Comminges partió al instante, salió de la iglesia y entró en la calle de San Cristóbal.

Friquet, que vio a aquel apuesto jefe marchar seguido de dos guardias, se entretuvo en seguirle, con tanto más motivo, cuanto que había acabado la ceremonia y el rey estaba subiendo otra vez al coche. Apenas divisó el oficial a Comminges en la esquina de la calle de Cocatrix, dijo una palabra al cochero, el cual puso inmediatamente en movimiento su máquina y la condujo a la puerta de Broussel.

Comminges llamaba a esta puerta cuando llegó el carruaje.

Friquet esperaba a que abriesen detrás de Comminges.

—¿Qué haces ahí, pilluelo? —le preguntó éste.

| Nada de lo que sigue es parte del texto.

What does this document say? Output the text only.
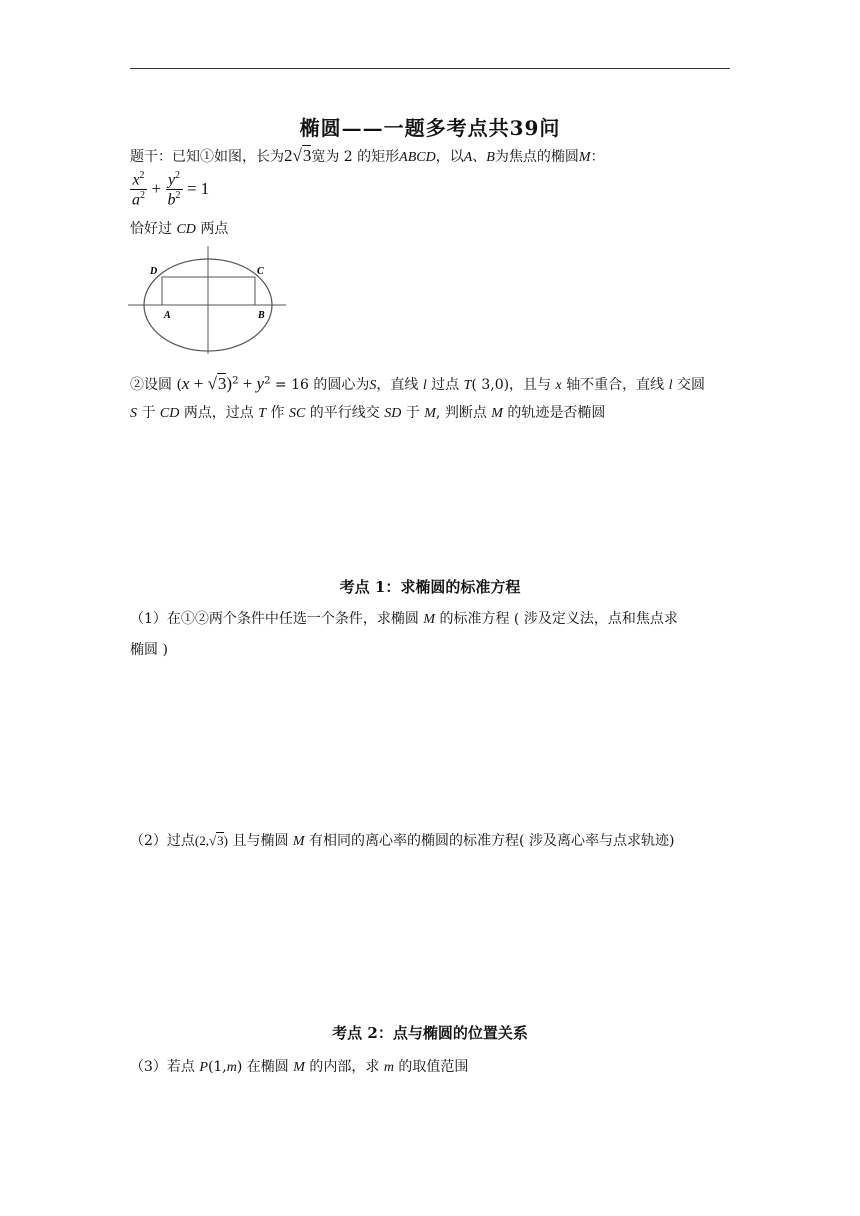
椭圆——一题多考点共39问
题干：已知①如图，长为2√3宽为 2 的矩形ABCD，以A、B为焦点的椭圆M：
$\frac{x^2}{a^2} + \frac{y^2}{b^2} = 1$
恰好过 CD 两点
D	C
A	B
②设圆 $(x + √3)^2 + y^2 = 16$ 的圆心为S，直线 l 过点 T( 3,0)，且与 x 轴不重合，直线 l 交圆
S 于 CD 两点，过点 T 作 SC 的平行线交 SD 于 M, 判断点 M 的轨迹是否椭圆
考点 1：求椭圆的标准方程
（1）在①②两个条件中任选一个条件，求椭圆 M 的标准方程 ( 涉及定义法，点和焦点求
椭圆 )
（2）过点(2,√3) 且与椭圆 M 有相同的离心率的椭圆的标准方程( 涉及离心率与点求轨迹)
考点 2：点与椭圆的位置关系
（3）若点 P(1,m) 在椭圆 M 的内部，求 m 的取值范围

—Estoy esperando para entrar en casa de maese Broussel, señor militar —dijo Friquet con el zalamero tono que tan bien sabe adoptar el pilluelo de París cuando le place.

—¿Conque ésta es efectivamente su casa?

—Sí, señor.

—¿En qué piso vive?

—La casa es suya y la ocupa toda.

—¿Pero dónde está generalmente?

—Para trabajar en el piso segundo, y para comer en el principal; como ahora son las doce, debe estar en éste.

—Bien —contestó Comminges.

En aquel momento se abrió la puerta. El oficial interrogó al lacayo y supo que Broussel estaba en casa, y se hallaba efectivamente comiendo. Comminges subió en pos del lacayo y Friquet le siguió.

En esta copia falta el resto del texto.